Pela primeira vez haverá mais pessoas acima de 60 anos do que crianças com
menos de 5 (Fundo de População da ONU).
Outro relatório divulgado há pouco, da Oxford Martin
Commission for Future Generations – da qual fazem parte o Prêmio Nobel Amartya
Sen, a presidente chilena Michelle Bachelet, o ex-ministro brasileiro Luiz
Felipe Lampreia e o ex-presidente do Banco Central Europeu Jean-Claude Trichet,
entre outros -, depois de confirmar que seremos 8 bilhões de pessoas no mundo
em 2025 e 9 bilhões em 2050, calcula que 60% do aumento da população em 2050
virá da Ásia e da África e 74% desse crescimento estará nos países mais pobres.
E os idosos serão uma parte cada vez maior da força de trabalho.
Os mercados “emergentes”, concentrados nas cidades, passarão
de um terço para dois terços a sua participação no mercado de consumo. Como
convencê-los a reduzir esse consumo, agora que a ele chegam? Hoje, mais de 1,2
bilhão de pessoas, segundo o Banco Mundial, não têm acesso à energia elétrica,
550 milhões das quais na África e 400 milhões na Índia.
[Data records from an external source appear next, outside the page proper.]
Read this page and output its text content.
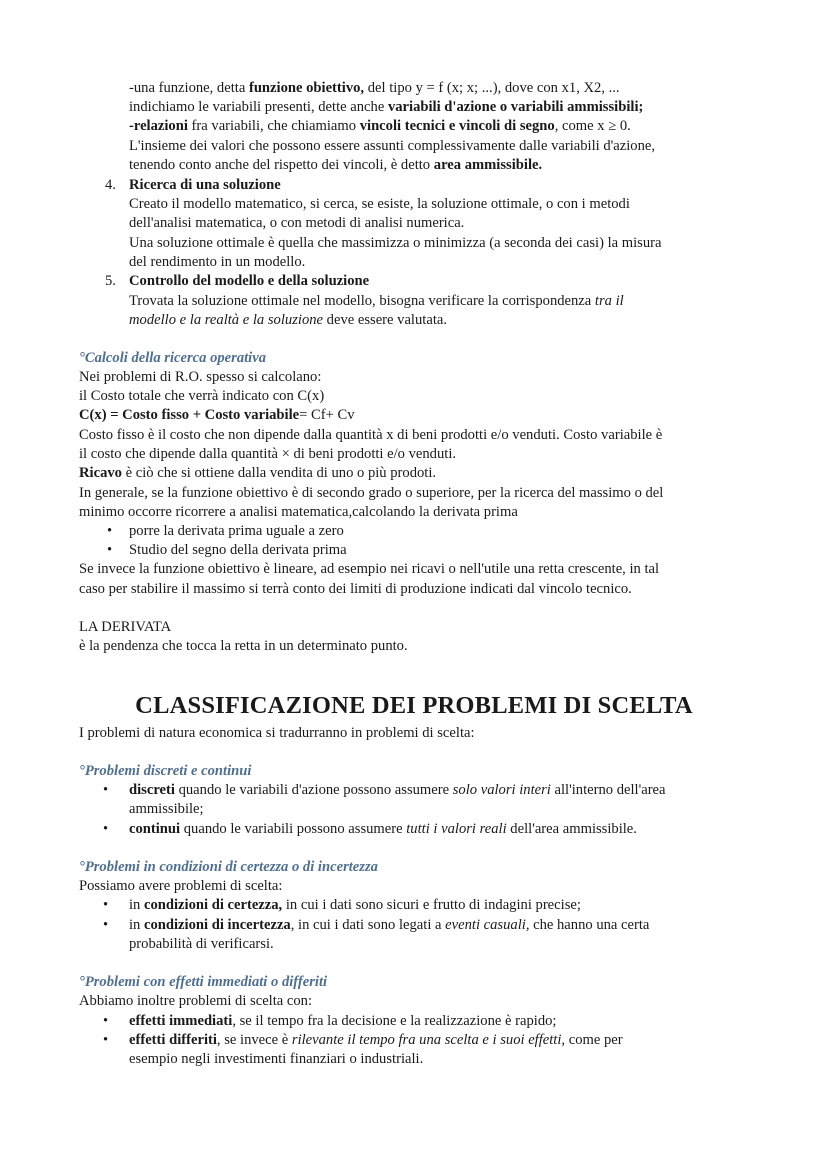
-una funzione, detta funzione obiettivo, del tipo y = f (x; x; ...), dove con x1, X2, ...

indichiamo le variabili presenti, dette anche variabili d'azione o variabili ammissibili;

-relazioni fra variabili, che chiamiamo vincoli tecnici e vincoli di segno, come x ≥ 0.

L'insieme dei valori che possono essere assunti complessivamente dalle variabili d'azione,

tenendo conto anche del rispetto dei vincoli, è detto area ammissibile.

4. Ricerca di una soluzione

Creato il modello matematico, si cerca, se esiste, la soluzione ottimale, o con i metodi

dell'analisi matematica, o con metodi di analisi numerica.

Una soluzione ottimale è quella che massimizza o minimizza (a seconda dei casi) la misura

del rendimento in un modello.

5. Controllo del modello e della soluzione

Trovata la soluzione ottimale nel modello, bisogna verificare la corrispondenza tra il

modello e la realtà e la soluzione deve essere valutata.

°Calcoli della ricerca operativa

Nei problemi di R.O. spesso si calcolano:

il Costo totale che verrà indicato con C(x)

C(x) = Costo fisso + Costo variabile= Cf+ Cv

Costo fisso è il costo che non dipende dalla quantità x di beni prodotti e/o venduti. Costo variabile è

il costo che dipende dalla quantità × di beni prodotti e/o venduti.

Ricavo è ciò che si ottiene dalla vendita di uno o più prodoti.

In generale, se la funzione obiettivo è di secondo grado o superiore, per la ricerca del massimo o del

minimo occorre ricorrere a analisi matematica,calcolando la derivata prima

• porre la derivata prima uguale a zero

• Studio del segno della derivata prima

Se invece la funzione obiettivo è lineare, ad esempio nei ricavi o nell'utile una retta crescente, in tal

caso per stabilire il massimo si terrà conto dei limiti di produzione indicati dal vincolo tecnico.

LA DERIVATA

è la pendenza che tocca la retta in un determinato punto.

CLASSIFICAZIONE DEI PROBLEMI DI SCELTA

I problemi di natura economica si tradurranno in problemi di scelta:

°Problemi discreti e continui

• discreti quando le variabili d'azione possono assumere solo valori interi all'interno dell'area

ammissibile;

• continui quando le variabili possono assumere tutti i valori reali dell'area ammissibile.

°Problemi in condizioni di certezza o di incertezza

Possiamo avere problemi di scelta:

• in condizioni di certezza, in cui i dati sono sicuri e frutto di indagini precise;

• in condizioni di incertezza, in cui i dati sono legati a eventi casuali, che hanno una certa

probabilità di verificarsi.

°Problemi con effetti immediati o differiti

Abbiamo inoltre problemi di scelta con:

• effetti immediati, se il tempo fra la decisione e la realizzazione è rapido;

• effetti differiti, se invece è rilevante il tempo fra una scelta e i suoi effetti, come per

esempio negli investimenti finanziari o industriali.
Com todas as mudanças
globais, os índices de concentração da riqueza continuaram a crescer nos
últimos anos. Um terço da força de trabalho está desempregada ou é “muito
pobre”. Chegaremos a 2015 ainda com 200 milhões de desempregados no mundo. Os
jovens terão uma taxa de desemprego três a quatro vezes maior que a média.
Mulheres, que são 66% da força de trabalho, ficam com 10% da renda e 1% da
propriedade. Os idosos, que já são 38% da força de trabalho, chegarão a uma
porcentagem bem maior em 2050.
Clima e outros fatores continuam a chamar a atenção para a
crise de energia, no momento em que o consumo é seis vezes maior que em 1950. O
consumo per capita dobrou. A produção de alimentos responde por um terço do
consumo de energia e 70% do uso de toda a água no planeta. Como se fará para
aumentar a produção, com mais terras, energia e água, nesse panorama? Das
terras agrícolas, 80% estão nos países menos desenvolvidos e já ocupadas.
Metade da população mundial não recebe água de boa qualidade. Cerca de 40% das
terras estão degradadas. A desertificação avança (de acordo com outros estudos)
60 mil quilômetros quadrados por ano.
O panorama da biodiversidade não é mais animador, com uma em
cada quatro espécies ameaçadas de extinção, um terço dos vertebrados
desaparecidos em 40 anos. E a biodiversidade é nossa possibilidade de um futuro
melhor, já que dela virão novos alimentos, novos materiais para substituir os
que se esgotarem. Edward Wilson, o biólogo que provavelmente mais estudou e
conhece essa biodiversidade, já escreveu (O Futuro da Vida, Editora Campus,
2002) que “precisamos com urgência de uma ética para a Terra”, pois “estamos à
beira de um apocalipse no início do terceiro milênio”. Para ele, “a ciência e a
tecnologia devem nos ajudar a encontrar uma saída”.
Esta é a questão: temos de enfrentar a crise do padrão
civilizatório, encontrar e praticar novos formatos de viver. Que certamente
exigirão uma redistribuição de recursos entre países e setores sociais. Não se
vislumbram outras possibilidades. Como se reduzirá a população? Proibindo
casamentos e nascimentos? Até a China está renunciando aos caminhos nessa
direção herdados da era de Mao Tsé-tung.
Voltando às cidades, não temos políticas para desconcentrar a
população. Continuamos a dar incentivos fiscais para a venda de mais automóveis
– com mais congestionamentos. Os incentivos fiscais no País são R$ 33 bilhões
maiores que a soma dos investimentos em obras públicas (Folha de S.Paulo,
16/3). O governo federal tem a receber de empresas, na dívida ativa, mais de R$
1trilhão – mas não recebe (15/3). Que se espera que aconteça?
O problema não está nas nossas taxas de nascimentos, já
abaixo da taxa de reposição. Mas só isso não resolve.